He had little call to visit the plant during working hours but did so whenever a reason arose—as now, when Beeksma requested a tour—always with the sense of exercising his prerogative as master of everything here. It wasn’t a sense he had of himself but one that was pressed on him, conveyed in the workers’ careful, checking glances as he passed, an impressing on him of his place.
Every tour he made recalled those he’d taken as a boy, bobbing in his father’s wake as all the warmth in the cool brewery closed around him—all the smiles and expressions of interest, so different from any he’d encountered since. It seemed the place itself had changed, and all the people in it, when in fact more than a few of the workers he saw now were the very ones who had smiled on him then. That this remembered atmosphere was a certain order of grace conferred not on a boss, however beloved, but on a father with his small son in tow did occur to him now and again—only dimly, though, because he could hardly make out the difference in himself, let alone imagine he’d once been adorable. He could hardly conceive that somewhere along the line coming here had become tantamount to being loved, so instead he made sense of the warmth by telling himself it was actually his love of the place, heightened, admittedly, with a touch of nostalgia.
Like a lover, he was subject to the brewery’s moods: the turgid, aromatic heat around the mash kettle; the briskness upstairs, where the barley was ground; the cool, biscuity waiting air of the aging cellar. With Beeksma attending, listening with a smile of polite interest as his eyes made a ceaseless inventory, he felt each room adopt a stolid, businesslike mien more suited to the banker’s cast of mind than his own.
They had just come to the foot of the mash kettle as the wort was being pumped back from the lauter tun when, in the middle of explaining the process, his hand raised to point, Frank looked up and found himself squarely in the sights of two men on the catwalk that circled the kettle. In an instant he recognized Cole and Hauser. They were standing side by side, hands on the rail, gazing down at him like a couple departing on a cruise. Their lofty attention, discovered like that, discomfited him. For the first time in his experience, the towering room around him assumed a forbidding aspect, and he felt Beeksma staring at him too, until he remembered that he’d broken off in the middle of saying something, his hand in the air. With a wave of his raised hand, dismissing some annoyance he wasn’t inclined to explain, he proposed that they move on to the bottling plant, across the alley.
The racket there offered reprieve. The atmosphere matched his agitated mood. The workers, each intent on a task and sensibly muffled with the requisite goggles and earplugs and hat, didn’t turn to stare as he shouted to Beeksma about the functions of the various machines, confident the man wouldn’t raise his voice as far as he’d have to to interrupt.
They’d nearly reached the end of the line, and he was explaining the Filtec machine, which scanned the cans for any that had been short-filled, when the worker who’d been monitoring the operation rose and ceded his place to Alice Reinhart. For a few seconds the man stood behind her, hovering as if she were not his replacement but his guest. She paid him no notice, nor anyone else, simply settled at once into watching the screen where the cylindrical X-rays kept marching along. There was that raptness about her, in the angle at which she was leaning to look and her utter indifference to the man at her back, that he found fascinated him in part because it mystified him that anything, especially so mundane, cast that kind of spell.

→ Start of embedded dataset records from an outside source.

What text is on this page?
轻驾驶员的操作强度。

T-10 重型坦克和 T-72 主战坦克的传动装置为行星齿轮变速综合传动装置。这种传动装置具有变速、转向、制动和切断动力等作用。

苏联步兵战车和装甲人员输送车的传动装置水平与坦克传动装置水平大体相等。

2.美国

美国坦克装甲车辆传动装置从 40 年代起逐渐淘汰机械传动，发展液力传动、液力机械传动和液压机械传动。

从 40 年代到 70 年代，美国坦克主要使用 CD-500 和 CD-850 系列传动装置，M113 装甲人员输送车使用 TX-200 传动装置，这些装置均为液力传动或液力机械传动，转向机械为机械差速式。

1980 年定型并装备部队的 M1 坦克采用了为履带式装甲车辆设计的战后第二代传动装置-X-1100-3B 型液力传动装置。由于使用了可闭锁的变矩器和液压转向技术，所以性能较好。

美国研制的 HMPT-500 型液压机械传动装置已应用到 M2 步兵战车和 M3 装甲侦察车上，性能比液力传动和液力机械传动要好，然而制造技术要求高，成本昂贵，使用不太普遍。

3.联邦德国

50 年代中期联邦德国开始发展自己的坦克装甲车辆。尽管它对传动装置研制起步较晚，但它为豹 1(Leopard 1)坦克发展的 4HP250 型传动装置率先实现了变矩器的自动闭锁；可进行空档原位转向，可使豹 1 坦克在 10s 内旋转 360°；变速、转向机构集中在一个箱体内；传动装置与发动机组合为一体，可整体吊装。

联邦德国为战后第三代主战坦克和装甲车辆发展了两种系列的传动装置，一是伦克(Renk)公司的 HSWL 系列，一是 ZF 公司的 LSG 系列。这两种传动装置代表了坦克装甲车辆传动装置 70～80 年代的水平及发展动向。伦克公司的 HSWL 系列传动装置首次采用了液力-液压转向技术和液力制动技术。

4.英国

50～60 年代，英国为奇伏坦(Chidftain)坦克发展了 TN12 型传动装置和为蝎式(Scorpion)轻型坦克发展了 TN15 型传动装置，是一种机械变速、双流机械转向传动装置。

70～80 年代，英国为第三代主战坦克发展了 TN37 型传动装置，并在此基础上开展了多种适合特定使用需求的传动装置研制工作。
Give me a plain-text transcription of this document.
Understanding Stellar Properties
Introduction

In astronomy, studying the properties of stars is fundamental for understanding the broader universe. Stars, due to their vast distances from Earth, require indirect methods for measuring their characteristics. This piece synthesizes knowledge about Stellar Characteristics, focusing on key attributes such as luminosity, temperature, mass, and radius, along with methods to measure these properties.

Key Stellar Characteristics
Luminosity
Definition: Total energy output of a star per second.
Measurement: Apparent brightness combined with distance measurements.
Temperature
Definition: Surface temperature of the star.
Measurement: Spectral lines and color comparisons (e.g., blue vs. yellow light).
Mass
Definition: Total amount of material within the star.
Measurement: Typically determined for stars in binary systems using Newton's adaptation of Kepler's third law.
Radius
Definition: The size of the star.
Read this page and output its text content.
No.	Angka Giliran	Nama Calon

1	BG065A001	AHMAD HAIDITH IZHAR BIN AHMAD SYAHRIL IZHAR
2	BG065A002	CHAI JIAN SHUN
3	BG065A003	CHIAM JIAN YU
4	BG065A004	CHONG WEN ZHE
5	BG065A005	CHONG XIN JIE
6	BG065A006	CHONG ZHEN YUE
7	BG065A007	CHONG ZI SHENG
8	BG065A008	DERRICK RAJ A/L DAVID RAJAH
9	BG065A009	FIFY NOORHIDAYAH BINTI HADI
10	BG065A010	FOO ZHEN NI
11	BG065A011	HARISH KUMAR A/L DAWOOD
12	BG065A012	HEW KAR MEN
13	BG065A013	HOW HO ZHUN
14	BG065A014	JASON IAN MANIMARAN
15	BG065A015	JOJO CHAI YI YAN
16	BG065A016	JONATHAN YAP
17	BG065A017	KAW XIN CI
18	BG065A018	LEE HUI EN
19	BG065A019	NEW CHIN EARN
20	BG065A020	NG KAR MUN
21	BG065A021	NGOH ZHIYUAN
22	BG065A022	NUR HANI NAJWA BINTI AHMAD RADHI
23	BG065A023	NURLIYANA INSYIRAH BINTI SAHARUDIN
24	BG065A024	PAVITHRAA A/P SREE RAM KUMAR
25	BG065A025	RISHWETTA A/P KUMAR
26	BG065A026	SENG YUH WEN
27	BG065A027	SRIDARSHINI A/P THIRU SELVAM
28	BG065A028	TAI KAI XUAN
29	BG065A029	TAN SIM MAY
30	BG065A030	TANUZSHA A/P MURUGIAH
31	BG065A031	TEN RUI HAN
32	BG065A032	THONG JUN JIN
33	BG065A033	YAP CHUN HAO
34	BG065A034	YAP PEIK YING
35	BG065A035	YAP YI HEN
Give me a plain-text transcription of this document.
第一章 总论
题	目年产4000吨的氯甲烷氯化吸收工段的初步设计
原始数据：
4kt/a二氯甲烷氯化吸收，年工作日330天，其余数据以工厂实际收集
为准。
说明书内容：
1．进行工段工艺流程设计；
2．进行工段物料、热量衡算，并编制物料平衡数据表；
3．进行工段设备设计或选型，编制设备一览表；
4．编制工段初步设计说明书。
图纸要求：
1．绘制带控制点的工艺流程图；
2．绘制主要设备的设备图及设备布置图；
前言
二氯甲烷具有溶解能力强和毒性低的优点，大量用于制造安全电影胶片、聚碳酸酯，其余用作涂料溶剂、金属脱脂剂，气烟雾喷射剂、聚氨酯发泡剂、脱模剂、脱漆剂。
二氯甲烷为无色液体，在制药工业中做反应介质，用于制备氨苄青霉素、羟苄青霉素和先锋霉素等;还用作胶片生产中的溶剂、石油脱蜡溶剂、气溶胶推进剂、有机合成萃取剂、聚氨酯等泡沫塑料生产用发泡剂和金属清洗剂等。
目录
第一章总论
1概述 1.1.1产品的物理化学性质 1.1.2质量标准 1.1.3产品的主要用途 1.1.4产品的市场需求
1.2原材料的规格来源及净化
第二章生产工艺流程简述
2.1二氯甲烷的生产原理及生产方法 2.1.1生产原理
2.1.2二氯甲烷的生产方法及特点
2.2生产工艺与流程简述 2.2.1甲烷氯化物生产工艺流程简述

He hadn’t been thinking of her, hadn’t been looking, hadn’t necessarily wanted to see her, but now, as she continued to sit there so still, suspended while everything around her moved, he felt his relief that he’d escaped her notice giving way to pique; images of her disheveled, regarding him in that same rapt way, replaced the neat figure before him. He was stirred out of his erotic reverie by Beeksma, who was trying to ask him something—something, it alarmed him to realize, that concerned Alice.
He led the way out of the noise. Once they had the window between them and the bottle house, Beeksma asked, “Is that the one?”
The question was startling, as if, all the while he’d seen Beeksma as immune to the nuances in the air the brewery breathed, the man had actually been conducting his own intuitive tour. But another look at Beeksma, who was waiting with a curious patience that seemed not the least bit enlightened, disabused him, and he remembered the newspaper, which everyone at the meeting had seen. “I believe so,” he said.
Through the glass, Beeksma was examining Alice as if her person might offer an explanation, or a solution. All he said then was, “Hunh.”